PM: Hopefully I’ve gotten better – more skillful, more in control of the mood I want to create, more willing to take a risk. One of the great blessings of being able to re-visit Grim was to be able to fix a few things that had bugged me, the occasional klunker, or ham-fisted move. But those fixes were pretty rare. The pleasant surprise in the process was how well much of the original material held up. If I were to start again from scratch I hope I would use exactly the same approach – with the possible exception of how I handled the crazy tempo changes I never thought a real orchestra would have to play. Some of those pieces were just played live into a sequencer without regard for bar lines. That part I would do differently now, but overall, I think I would hit it pretty much the same way.

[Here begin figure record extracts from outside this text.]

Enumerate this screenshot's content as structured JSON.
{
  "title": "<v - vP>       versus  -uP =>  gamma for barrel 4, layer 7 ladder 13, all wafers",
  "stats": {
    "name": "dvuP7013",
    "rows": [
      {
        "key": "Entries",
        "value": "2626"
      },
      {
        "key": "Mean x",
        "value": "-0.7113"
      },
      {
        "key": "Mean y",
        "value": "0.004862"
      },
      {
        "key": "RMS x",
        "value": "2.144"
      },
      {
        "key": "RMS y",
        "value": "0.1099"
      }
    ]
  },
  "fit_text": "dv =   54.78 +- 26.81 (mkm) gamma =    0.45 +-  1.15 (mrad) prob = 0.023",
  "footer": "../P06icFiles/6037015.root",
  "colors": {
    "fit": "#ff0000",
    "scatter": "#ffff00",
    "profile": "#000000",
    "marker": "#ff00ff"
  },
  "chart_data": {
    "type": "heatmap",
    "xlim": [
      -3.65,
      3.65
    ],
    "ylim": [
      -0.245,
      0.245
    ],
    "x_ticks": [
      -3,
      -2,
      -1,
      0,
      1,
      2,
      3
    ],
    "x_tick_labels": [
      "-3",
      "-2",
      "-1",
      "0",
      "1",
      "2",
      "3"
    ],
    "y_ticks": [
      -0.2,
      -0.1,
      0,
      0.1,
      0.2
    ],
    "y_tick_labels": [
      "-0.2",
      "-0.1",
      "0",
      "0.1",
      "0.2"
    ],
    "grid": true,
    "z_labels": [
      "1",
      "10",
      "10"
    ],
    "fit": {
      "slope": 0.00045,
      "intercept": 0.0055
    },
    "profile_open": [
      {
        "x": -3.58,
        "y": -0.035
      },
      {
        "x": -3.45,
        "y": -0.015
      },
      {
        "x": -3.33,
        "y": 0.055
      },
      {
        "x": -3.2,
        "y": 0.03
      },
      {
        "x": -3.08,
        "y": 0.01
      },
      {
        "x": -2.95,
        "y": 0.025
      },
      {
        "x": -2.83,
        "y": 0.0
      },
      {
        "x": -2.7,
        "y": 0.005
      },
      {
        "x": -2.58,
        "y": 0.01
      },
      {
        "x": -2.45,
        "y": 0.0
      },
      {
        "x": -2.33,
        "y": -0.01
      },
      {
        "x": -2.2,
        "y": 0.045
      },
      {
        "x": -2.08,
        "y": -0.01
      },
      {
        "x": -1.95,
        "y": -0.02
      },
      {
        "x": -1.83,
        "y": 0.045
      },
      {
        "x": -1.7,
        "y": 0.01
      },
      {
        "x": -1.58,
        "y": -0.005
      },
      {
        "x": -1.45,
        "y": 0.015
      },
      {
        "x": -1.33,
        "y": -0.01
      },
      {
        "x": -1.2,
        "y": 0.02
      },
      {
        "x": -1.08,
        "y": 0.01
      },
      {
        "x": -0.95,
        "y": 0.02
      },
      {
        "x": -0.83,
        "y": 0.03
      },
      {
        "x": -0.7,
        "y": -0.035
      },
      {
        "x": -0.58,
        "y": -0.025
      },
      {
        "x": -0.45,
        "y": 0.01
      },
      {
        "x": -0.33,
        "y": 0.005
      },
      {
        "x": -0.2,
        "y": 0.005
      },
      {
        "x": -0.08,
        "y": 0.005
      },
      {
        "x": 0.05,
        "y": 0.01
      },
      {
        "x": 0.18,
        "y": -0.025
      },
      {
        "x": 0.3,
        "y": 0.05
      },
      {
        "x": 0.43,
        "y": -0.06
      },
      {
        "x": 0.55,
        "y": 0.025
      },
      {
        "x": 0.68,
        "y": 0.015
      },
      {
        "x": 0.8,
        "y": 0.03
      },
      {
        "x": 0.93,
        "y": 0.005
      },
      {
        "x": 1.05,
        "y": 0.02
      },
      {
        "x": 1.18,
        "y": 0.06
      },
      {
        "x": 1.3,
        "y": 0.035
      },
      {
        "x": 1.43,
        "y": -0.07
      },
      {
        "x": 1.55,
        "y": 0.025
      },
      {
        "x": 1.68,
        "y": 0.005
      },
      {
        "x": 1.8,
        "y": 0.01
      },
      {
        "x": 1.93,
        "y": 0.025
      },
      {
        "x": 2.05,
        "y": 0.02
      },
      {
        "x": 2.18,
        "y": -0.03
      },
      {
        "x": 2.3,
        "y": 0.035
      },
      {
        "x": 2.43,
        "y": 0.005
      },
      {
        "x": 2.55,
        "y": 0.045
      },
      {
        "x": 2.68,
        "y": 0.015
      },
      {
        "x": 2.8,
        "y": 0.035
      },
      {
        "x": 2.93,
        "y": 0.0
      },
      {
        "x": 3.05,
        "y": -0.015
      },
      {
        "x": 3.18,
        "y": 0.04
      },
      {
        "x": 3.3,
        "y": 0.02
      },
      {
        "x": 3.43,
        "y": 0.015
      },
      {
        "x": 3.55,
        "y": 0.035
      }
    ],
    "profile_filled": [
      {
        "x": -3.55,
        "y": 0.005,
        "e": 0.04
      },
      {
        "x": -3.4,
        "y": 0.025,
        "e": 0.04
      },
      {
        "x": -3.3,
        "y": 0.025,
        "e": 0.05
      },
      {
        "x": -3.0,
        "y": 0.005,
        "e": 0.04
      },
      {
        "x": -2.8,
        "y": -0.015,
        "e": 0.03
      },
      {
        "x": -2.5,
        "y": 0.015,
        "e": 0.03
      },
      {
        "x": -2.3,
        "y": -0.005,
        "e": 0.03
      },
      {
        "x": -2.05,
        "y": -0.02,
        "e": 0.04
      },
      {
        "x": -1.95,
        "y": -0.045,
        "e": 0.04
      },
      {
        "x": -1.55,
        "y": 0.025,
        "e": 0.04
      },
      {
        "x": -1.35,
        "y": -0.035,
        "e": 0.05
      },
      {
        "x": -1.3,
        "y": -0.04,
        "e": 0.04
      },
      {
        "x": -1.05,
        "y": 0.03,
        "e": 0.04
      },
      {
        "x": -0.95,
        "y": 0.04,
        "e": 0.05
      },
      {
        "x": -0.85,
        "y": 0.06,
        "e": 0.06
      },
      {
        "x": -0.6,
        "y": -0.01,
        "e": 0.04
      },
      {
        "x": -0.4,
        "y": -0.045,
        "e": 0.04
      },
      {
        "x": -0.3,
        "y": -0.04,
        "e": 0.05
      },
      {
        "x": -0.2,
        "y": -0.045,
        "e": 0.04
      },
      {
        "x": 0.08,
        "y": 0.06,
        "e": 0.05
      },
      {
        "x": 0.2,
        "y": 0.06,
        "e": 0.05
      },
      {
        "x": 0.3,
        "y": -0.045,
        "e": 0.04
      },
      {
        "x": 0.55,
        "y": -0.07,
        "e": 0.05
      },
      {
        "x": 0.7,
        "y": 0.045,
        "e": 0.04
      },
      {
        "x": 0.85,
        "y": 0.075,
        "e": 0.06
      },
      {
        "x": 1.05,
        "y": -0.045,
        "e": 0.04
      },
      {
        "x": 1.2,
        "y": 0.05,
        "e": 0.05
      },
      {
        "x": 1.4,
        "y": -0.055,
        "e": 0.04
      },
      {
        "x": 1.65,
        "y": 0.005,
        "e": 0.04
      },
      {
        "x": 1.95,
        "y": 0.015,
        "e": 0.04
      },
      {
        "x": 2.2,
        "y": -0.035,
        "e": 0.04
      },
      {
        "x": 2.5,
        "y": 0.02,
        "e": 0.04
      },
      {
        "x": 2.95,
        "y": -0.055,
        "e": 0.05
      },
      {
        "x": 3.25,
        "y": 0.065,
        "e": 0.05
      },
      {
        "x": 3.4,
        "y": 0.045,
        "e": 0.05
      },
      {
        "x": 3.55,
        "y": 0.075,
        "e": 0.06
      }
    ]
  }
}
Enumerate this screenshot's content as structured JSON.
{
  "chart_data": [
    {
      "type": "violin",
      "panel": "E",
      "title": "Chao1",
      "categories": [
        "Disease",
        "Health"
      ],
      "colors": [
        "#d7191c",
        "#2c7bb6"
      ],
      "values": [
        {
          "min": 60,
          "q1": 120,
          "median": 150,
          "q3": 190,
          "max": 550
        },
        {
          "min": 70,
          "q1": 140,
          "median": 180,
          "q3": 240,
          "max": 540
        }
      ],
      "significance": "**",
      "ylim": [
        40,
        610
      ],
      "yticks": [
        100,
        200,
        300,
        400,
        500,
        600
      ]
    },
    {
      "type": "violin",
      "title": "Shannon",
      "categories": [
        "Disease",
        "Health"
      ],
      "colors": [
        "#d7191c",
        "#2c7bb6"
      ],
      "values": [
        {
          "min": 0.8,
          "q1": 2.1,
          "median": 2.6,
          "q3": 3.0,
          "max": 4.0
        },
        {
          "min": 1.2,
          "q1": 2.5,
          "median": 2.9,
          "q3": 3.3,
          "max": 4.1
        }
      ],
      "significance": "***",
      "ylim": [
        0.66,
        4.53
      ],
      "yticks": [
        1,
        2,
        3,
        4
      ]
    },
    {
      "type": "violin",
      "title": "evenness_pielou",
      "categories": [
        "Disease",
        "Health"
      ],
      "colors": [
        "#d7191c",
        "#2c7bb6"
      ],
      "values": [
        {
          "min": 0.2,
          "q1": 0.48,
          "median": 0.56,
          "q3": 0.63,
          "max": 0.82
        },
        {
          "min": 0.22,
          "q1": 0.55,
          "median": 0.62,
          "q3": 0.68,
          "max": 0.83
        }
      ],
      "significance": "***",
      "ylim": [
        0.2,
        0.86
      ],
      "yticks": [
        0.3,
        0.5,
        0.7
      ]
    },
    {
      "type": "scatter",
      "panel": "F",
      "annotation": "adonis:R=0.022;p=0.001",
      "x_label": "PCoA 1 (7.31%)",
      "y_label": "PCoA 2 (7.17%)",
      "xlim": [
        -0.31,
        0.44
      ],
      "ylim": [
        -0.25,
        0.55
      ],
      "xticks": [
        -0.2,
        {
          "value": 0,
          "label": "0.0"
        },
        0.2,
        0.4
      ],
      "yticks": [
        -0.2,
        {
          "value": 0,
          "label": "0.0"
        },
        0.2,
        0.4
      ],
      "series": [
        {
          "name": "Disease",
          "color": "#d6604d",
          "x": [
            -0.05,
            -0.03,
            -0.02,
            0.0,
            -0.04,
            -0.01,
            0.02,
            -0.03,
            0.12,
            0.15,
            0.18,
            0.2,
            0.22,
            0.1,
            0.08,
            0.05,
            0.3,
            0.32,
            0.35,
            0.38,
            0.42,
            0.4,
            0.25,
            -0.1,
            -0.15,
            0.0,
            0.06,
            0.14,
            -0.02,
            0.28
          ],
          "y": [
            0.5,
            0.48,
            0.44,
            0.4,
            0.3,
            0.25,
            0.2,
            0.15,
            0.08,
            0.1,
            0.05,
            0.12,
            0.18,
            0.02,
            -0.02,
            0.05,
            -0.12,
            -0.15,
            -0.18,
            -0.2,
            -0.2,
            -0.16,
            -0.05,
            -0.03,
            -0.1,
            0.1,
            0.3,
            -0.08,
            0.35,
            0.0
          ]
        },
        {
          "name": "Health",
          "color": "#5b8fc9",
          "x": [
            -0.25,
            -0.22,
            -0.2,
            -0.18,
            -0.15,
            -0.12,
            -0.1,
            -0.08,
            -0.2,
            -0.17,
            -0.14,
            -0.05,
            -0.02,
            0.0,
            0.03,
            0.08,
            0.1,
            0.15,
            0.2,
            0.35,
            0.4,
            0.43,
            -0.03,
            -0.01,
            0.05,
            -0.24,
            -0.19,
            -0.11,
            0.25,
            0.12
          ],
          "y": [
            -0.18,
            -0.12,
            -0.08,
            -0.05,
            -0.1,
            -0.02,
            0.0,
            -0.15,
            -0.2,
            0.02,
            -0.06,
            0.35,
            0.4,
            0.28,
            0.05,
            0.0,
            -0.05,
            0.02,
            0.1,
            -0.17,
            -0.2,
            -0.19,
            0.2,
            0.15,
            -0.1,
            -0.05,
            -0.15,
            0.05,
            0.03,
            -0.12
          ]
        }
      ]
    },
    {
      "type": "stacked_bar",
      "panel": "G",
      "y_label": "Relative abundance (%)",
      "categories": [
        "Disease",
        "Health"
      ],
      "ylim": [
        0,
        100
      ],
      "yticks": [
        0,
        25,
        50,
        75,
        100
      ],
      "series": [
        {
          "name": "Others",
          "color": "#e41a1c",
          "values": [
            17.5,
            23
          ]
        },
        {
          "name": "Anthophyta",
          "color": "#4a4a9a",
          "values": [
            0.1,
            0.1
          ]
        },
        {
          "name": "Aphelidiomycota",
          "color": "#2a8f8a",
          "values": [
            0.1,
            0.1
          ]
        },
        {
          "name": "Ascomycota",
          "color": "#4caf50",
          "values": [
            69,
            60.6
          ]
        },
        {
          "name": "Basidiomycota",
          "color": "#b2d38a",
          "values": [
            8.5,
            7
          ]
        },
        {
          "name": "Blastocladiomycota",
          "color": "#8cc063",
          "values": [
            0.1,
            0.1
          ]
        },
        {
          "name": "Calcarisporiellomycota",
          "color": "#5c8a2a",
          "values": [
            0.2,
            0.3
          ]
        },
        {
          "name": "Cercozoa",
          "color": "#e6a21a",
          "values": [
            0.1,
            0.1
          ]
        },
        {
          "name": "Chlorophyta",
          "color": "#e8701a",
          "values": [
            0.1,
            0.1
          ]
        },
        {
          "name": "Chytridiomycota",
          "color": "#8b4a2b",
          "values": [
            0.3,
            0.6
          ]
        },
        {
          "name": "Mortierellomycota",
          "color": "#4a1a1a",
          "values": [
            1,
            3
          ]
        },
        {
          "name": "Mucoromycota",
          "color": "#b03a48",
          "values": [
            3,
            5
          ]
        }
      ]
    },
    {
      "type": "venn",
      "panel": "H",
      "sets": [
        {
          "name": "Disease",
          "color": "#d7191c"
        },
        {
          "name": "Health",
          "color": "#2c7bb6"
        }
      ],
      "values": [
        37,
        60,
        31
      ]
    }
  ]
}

RS: How did you come to record with the Melbourne Symphony Orchestra?  What was the process like working with them?

PM: The connection first happened when Andrew Pogson, their Special Projects Manager, called me early in 2013 about doing a pops concert performance of – of all things – Grim Fandango. In the course of working that out, it turned out that he was a backer for Broken Age and after a great deal of discussion and hard work we were able to get MSO to record Broken Age, which was MSO’s first game score. After that Grim seemed like a logical next step. I can’t say enough about how great MSO is to work with. The level of musicianship and focus and care for the music is simply outstanding. And I think we work very well together as a team. Going back to my early days at LucasArts I can say that there is nothing so valuable has having a great team.

RS: Any final advice for GANG members? 

PM: There are as many ways to succeed in this business as there are people who have succeeded. Find where your strengths intersect with what resonates – for gamers, for developers and publishers – and build on those strengths. And try to get work inside a game company or big production house before you try to get work independently.